The specific aims of this project were as follows:
- To design a novel mobile phone application, NICU-2-Home, using qualitative methods that would support both mothers and fathers of VLBW NICU graduates as they transition to home.
- To implement NICU-2-Home in the NICU and during the transition to home.
- To conduct a feasibility study with randomization in the NICU to test the ability of NICU-2- Home.

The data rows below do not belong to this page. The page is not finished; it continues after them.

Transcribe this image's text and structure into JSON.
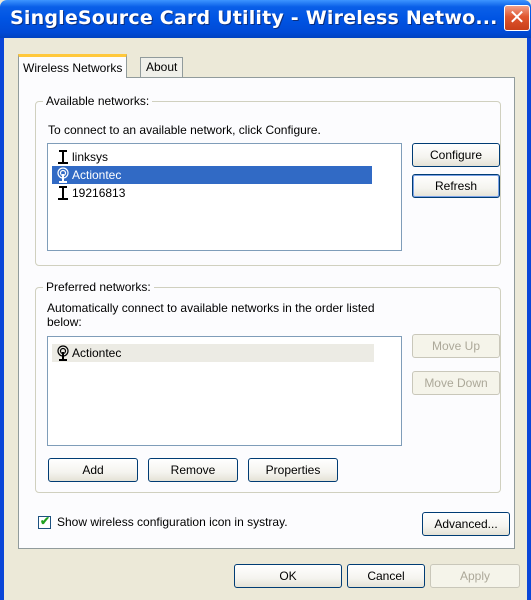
{
  "window": {
    "title": "SingleSource Card Utility - Wireless Netwo...",
    "close_glyph": "✕"
  },
  "tabs": [
    {
      "label": "Wireless Networks",
      "active": true
    },
    {
      "label": "About",
      "active": false
    }
  ],
  "available": {
    "legend": "Available networks:",
    "instruction": "To connect to an available network, click Configure.",
    "networks": [
      {
        "name": "linksys",
        "icon": "antenna-icon",
        "selected": false
      },
      {
        "name": "Actiontec",
        "icon": "wireless-signal-icon",
        "selected": true
      },
      {
        "name": "19216813",
        "icon": "antenna-icon",
        "selected": false
      }
    ],
    "configure_label": "Configure",
    "refresh_label": "Refresh"
  },
  "preferred": {
    "legend": "Preferred networks:",
    "instruction_line1": "Automatically connect to available networks in the order listed",
    "instruction_line2": "below:",
    "networks": [
      {
        "name": "Actiontec",
        "icon": "wireless-signal-icon"
      }
    ],
    "move_up_label": "Move Up",
    "move_down_label": "Move Down",
    "add_label": "Add",
    "remove_label": "Remove",
    "properties_label": "Properties"
  },
  "systray": {
    "checked": true,
    "label": "Show wireless configuration icon in systray."
  },
  "advanced_label": "Advanced...",
  "footer": {
    "ok_label": "OK",
    "cancel_label": "Cancel",
    "apply_label": "Apply"
  }
}
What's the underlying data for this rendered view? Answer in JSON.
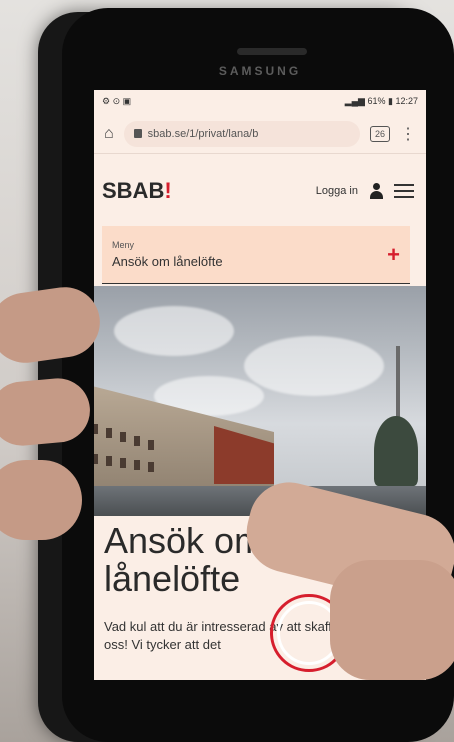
{
  "device": {
    "brand": "SAMSUNG"
  },
  "status_bar": {
    "battery": "61%",
    "time": "12:27"
  },
  "browser": {
    "url": "sbab.se/1/privat/lana/b",
    "tab_count": "26"
  },
  "site": {
    "logo": "SBAB",
    "logo_mark": "!",
    "login_label": "Logga in"
  },
  "menu": {
    "label": "Meny",
    "value": "Ansök om lånelöfte"
  },
  "hero": {
    "headline_line1": "Ansök om",
    "headline_line2": "lånelöfte",
    "body": "Vad kul att du är intresserad av att skaffa bolån hos oss! Vi tycker att det"
  },
  "colors": {
    "accent": "#d61e2d",
    "page_bg": "#fbeee6",
    "menu_bg": "#fbdcc9"
  }
}
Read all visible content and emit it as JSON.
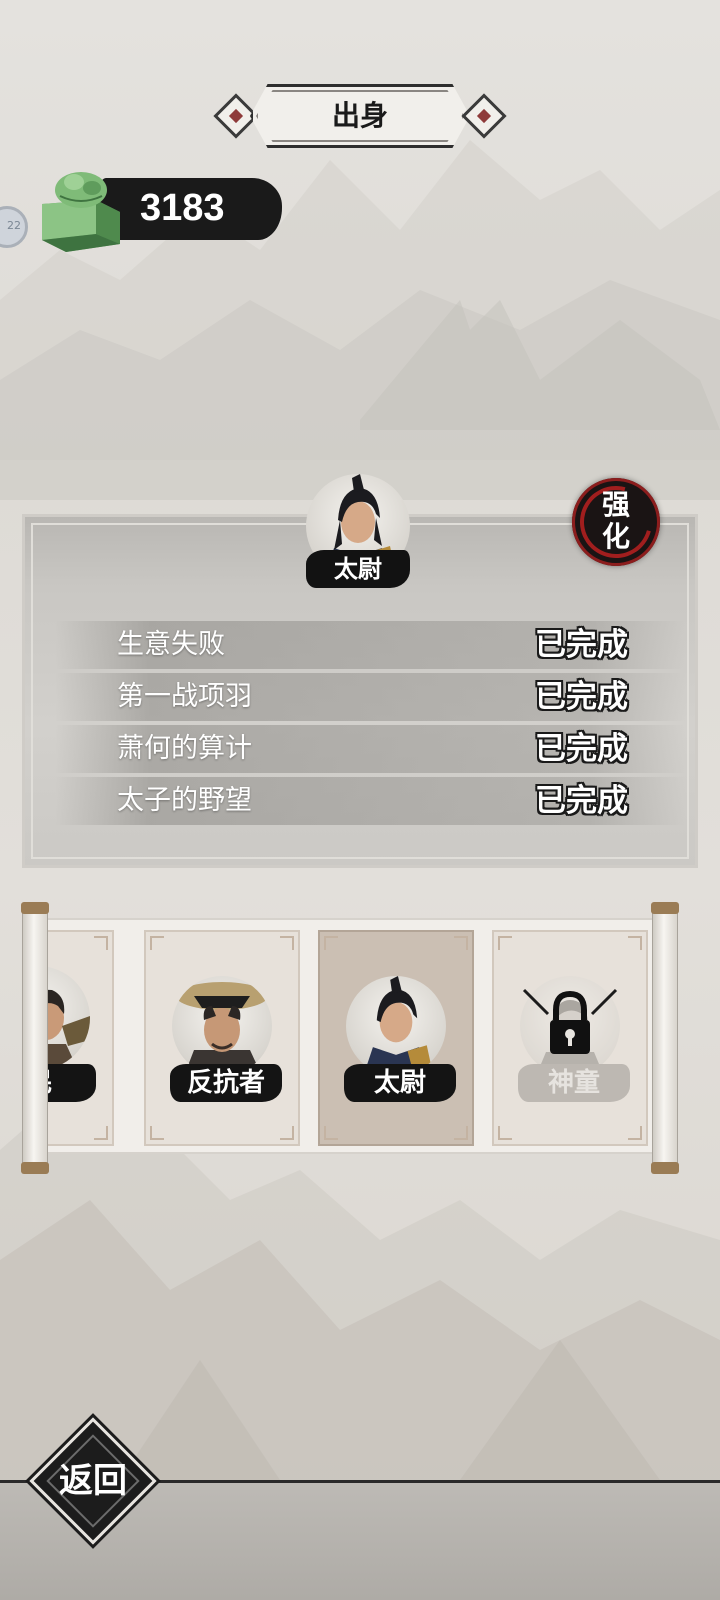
{
  "header": {
    "title": "出身"
  },
  "currency": {
    "amount": "3183",
    "icon": "jade-seal-icon",
    "avatar_badge": "22"
  },
  "hero": {
    "name": "太尉"
  },
  "enhance": {
    "line1": "强",
    "line2": "化"
  },
  "tasks": [
    {
      "name": "生意失败",
      "status": "已完成"
    },
    {
      "name": "第一战项羽",
      "status": "已完成"
    },
    {
      "name": "萧何的算计",
      "status": "已完成"
    },
    {
      "name": "太子的野望",
      "status": "已完成"
    }
  ],
  "origins": [
    {
      "name": "民",
      "state": "partial"
    },
    {
      "name": "反抗者",
      "state": "unlocked"
    },
    {
      "name": "太尉",
      "state": "selected"
    },
    {
      "name": "神童",
      "state": "locked",
      "icon": "lock-icon"
    }
  ],
  "footer": {
    "back_label": "返回"
  },
  "colors": {
    "ink": "#1a1a1a",
    "seal_red": "#a11e1e",
    "jade": "#6fae6b",
    "paper": "#f1eeea"
  }
}
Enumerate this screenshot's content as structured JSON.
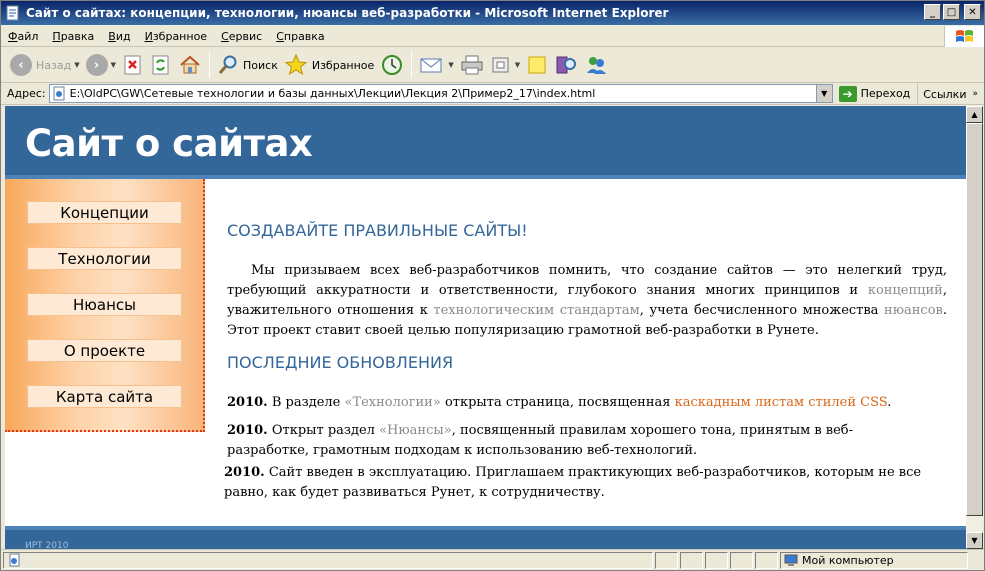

Qualitative interviews were conducted with parents to identify concerns about providing care to their infant with VLBW. The following four themes emerged: 1) mothers were the primary information seekers, and their preferred information source was parenting Web sites; 2) both parents were concerned with online privacy issues and mistrust in health information found on the Internet; 3) parents looked for people like themselves online; for instance, mothers looked for blogs written by other mothers in the same situation; and 4) choosing a health care provider and scheduling appointments typically fell to the mothers. These findings informed the design of the NICU-2-Home app.
A randomized controlled trial evaluated the effect of the app. At baseline, self-efficacy scores were equal for participants randomized to the NICU-2-Home intervention and the standard of care control group. At followup, the intervention group showed a moderate increase in parental sense of competence, and greater use of the app was associated with improved parental sense of competence, preparedness for discharge, and length of stay. The study team concluded that bolstering parents’ self-efficacy and competence using a mobile phone intervention supported primary caregivers, which may ultimately improve VLBW infant outcomes.